Alle radici dell’odio. Il processo che portò il secolare antigiudaismo cristiano a mutare nell’ancora più aberrante antisemitismo, concepito nel mondo tedesco dell’Ottocento

Noi accecati dal disprezzo per gli ebrei

In Germania, ma non solo, l’ostilità contro gli ebrei ebbe un’impennata negli anni Ottanta del XIX secolo e da allora non smise di crescere, fino alla Shoah. Una delle sinistre parole propagandistiche che ebbero subito grande seguito fu «gli ebrei sono la nostra disgrazia», messa in circolo nel 1879 da Heinrich von Treitschke (1834-1896). Il giornalista Wilhelm Marr (1819-1904) introdusse il termine «antisemitismo», e anche questa invenzione ebbe tragicamente grande fortuna. Il pastore luterano e predicatore alla corte prussiana Adolf Stoecker (1835-1909), fondatore di un Partito cristiano sociale in funzione antisocialista, cominciò anch’egli ad additare negli ebrei la principale minaccia per la nazione e il popolo tedeschi. Sono gli inizi di una deriva che porterà alla politica razzista del governo nazista e al sostegno di massa che essa ricevette. Il resto è storia tragicamente nota.

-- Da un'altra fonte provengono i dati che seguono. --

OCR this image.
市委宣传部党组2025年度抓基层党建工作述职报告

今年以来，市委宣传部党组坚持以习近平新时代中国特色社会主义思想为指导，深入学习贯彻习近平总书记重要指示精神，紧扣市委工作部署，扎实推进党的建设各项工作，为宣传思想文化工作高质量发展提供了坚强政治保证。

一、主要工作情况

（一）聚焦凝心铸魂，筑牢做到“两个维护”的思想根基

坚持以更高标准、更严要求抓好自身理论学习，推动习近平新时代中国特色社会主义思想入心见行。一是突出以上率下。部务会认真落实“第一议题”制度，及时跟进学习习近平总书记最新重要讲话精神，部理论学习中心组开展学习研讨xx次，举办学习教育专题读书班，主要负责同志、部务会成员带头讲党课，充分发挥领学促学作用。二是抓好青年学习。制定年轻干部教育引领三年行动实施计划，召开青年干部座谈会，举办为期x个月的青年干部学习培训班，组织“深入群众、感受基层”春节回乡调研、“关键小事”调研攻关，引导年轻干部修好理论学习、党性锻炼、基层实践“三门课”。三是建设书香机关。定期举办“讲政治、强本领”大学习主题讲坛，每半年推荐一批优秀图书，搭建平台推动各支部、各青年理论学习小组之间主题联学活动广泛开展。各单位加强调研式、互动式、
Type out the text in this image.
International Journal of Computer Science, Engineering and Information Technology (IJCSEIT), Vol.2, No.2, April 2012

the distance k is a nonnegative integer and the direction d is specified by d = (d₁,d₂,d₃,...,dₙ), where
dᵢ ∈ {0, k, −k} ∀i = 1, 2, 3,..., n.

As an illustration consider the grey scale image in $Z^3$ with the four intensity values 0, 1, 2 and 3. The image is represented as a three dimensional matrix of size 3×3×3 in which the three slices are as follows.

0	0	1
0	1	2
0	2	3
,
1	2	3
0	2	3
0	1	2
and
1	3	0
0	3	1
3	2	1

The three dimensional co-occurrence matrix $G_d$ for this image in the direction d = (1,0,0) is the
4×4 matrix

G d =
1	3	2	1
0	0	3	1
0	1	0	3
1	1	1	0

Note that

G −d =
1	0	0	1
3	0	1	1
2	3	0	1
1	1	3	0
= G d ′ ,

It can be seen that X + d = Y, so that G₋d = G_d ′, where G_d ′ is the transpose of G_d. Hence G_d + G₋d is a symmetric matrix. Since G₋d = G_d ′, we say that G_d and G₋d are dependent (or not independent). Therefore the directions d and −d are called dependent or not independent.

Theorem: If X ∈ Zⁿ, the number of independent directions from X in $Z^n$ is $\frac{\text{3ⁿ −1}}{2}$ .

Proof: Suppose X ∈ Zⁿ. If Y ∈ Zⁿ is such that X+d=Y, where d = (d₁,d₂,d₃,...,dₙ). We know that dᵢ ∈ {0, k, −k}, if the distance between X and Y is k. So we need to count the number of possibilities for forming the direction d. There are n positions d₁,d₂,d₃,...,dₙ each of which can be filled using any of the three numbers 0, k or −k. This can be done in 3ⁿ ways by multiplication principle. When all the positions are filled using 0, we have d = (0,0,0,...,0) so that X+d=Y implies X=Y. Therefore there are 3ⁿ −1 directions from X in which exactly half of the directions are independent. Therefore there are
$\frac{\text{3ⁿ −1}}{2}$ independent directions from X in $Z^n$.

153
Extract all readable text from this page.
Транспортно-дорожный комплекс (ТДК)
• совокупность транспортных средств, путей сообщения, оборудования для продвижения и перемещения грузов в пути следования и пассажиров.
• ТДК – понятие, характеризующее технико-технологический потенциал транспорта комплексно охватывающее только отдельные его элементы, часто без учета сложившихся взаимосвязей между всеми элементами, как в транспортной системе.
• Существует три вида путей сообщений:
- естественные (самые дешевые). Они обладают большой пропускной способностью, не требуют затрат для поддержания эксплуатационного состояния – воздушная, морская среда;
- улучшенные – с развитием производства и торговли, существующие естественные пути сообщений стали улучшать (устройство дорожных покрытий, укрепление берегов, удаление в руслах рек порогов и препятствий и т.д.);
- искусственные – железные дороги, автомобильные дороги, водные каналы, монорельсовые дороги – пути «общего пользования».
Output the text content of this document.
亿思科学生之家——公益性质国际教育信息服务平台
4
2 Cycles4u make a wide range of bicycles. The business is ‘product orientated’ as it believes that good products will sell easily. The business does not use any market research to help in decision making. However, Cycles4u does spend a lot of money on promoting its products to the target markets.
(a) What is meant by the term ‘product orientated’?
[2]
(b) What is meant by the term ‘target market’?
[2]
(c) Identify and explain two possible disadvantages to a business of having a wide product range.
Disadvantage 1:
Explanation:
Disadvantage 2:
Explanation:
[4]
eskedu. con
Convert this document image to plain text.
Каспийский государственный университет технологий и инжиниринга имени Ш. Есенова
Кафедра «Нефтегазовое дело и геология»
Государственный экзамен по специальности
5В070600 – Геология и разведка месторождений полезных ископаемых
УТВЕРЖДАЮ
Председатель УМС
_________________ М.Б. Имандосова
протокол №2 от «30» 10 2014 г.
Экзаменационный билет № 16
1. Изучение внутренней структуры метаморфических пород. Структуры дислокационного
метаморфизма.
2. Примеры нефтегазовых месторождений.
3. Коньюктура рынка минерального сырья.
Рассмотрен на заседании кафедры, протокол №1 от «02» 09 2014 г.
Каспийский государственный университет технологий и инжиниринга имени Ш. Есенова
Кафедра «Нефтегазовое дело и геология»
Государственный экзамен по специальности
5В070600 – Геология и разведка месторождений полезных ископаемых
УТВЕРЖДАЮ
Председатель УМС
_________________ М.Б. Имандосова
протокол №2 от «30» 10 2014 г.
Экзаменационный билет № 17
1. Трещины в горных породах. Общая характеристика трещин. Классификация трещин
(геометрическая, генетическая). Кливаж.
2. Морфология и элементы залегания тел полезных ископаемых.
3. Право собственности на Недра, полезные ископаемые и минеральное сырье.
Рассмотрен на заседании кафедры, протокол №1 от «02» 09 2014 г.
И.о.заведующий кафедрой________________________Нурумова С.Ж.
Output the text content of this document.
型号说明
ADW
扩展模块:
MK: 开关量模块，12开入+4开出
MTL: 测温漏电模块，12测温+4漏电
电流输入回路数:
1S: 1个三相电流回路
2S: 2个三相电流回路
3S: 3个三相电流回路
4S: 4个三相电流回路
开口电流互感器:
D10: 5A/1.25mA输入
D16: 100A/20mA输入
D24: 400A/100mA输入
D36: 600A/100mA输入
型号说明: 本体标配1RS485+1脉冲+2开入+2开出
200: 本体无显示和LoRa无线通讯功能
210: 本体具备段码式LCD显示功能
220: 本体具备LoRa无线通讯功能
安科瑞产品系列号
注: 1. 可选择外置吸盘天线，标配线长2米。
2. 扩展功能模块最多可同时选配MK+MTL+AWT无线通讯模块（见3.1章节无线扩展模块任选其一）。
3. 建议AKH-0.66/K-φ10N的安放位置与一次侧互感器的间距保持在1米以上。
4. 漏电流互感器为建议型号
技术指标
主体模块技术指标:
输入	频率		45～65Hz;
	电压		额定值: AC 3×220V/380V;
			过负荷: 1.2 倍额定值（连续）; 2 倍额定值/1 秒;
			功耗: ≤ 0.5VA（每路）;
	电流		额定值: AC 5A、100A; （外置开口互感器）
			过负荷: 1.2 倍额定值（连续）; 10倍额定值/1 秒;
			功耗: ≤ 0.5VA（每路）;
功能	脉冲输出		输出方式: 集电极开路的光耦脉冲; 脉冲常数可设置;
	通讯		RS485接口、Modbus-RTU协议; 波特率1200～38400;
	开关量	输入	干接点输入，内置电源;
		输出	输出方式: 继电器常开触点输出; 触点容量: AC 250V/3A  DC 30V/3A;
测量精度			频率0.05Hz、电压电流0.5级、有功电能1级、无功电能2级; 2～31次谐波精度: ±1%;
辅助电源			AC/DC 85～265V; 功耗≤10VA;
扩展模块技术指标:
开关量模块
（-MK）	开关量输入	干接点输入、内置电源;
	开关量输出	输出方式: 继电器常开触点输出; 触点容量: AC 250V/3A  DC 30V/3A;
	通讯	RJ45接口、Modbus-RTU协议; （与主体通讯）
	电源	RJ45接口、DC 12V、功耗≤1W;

La riflessione avviata dopo la seconda guerra mondiale e dopo la Shoah da parte delle chiese cattolica e protestanti fece emergere che il peso che gravava su di esse non consisteva solo nel tracollo morale di quei cristiani che avevano sostenuto l’antisemitismo razzista o lo avevano assecondato o ignorato: occorreva risalire più indietro, a quello che l’ebreo francese Jules Isaac chiamò «l’insegnamento del disprezzo».
Le pietre d’inciampo, che ricordano le vittime della Shoah, fanno impattare anche sulla storia della cristianità e mettono di fronte all’«antigiudaismo cristiano», fatto non soltanto di pregiudizi volgari e di esplosioni odio, ma anche di insegnamenti veicolati nelle prediche, nella catechesi e nella teologia; di norme restrittive e oppressive imposte da una società che si concepiva come «cristiana». Se parliamo di «antigiudaismo», distinguendolo dall’antisemitismo otto e novecentesco con la sua dimensione razzista pseudoscientifica, non è per minimizzare il primo, ma per individuarne con maggiore precisione i tratti.
Una visione negativa dell’ebraismo e l’emarginazione degli ebrei hanno dominato la società cristiana per secoli e secoli. Quando gli antisemiti di fine Ottocento indicano negli ebrei «la nostra disgrazia» e li accusano di essere un corpo estraneo e non integrabile, al tempo stesso numericamente infimo eppure potentissimo, al punto da costituire una terribile minaccia per l’integrità del «popolo» e un pericolo per lo Stato, dirigono i loro strali contro un bersaglio a cui erano già state attribuite quelle stesse fattezze in secoli di polemica cristiana.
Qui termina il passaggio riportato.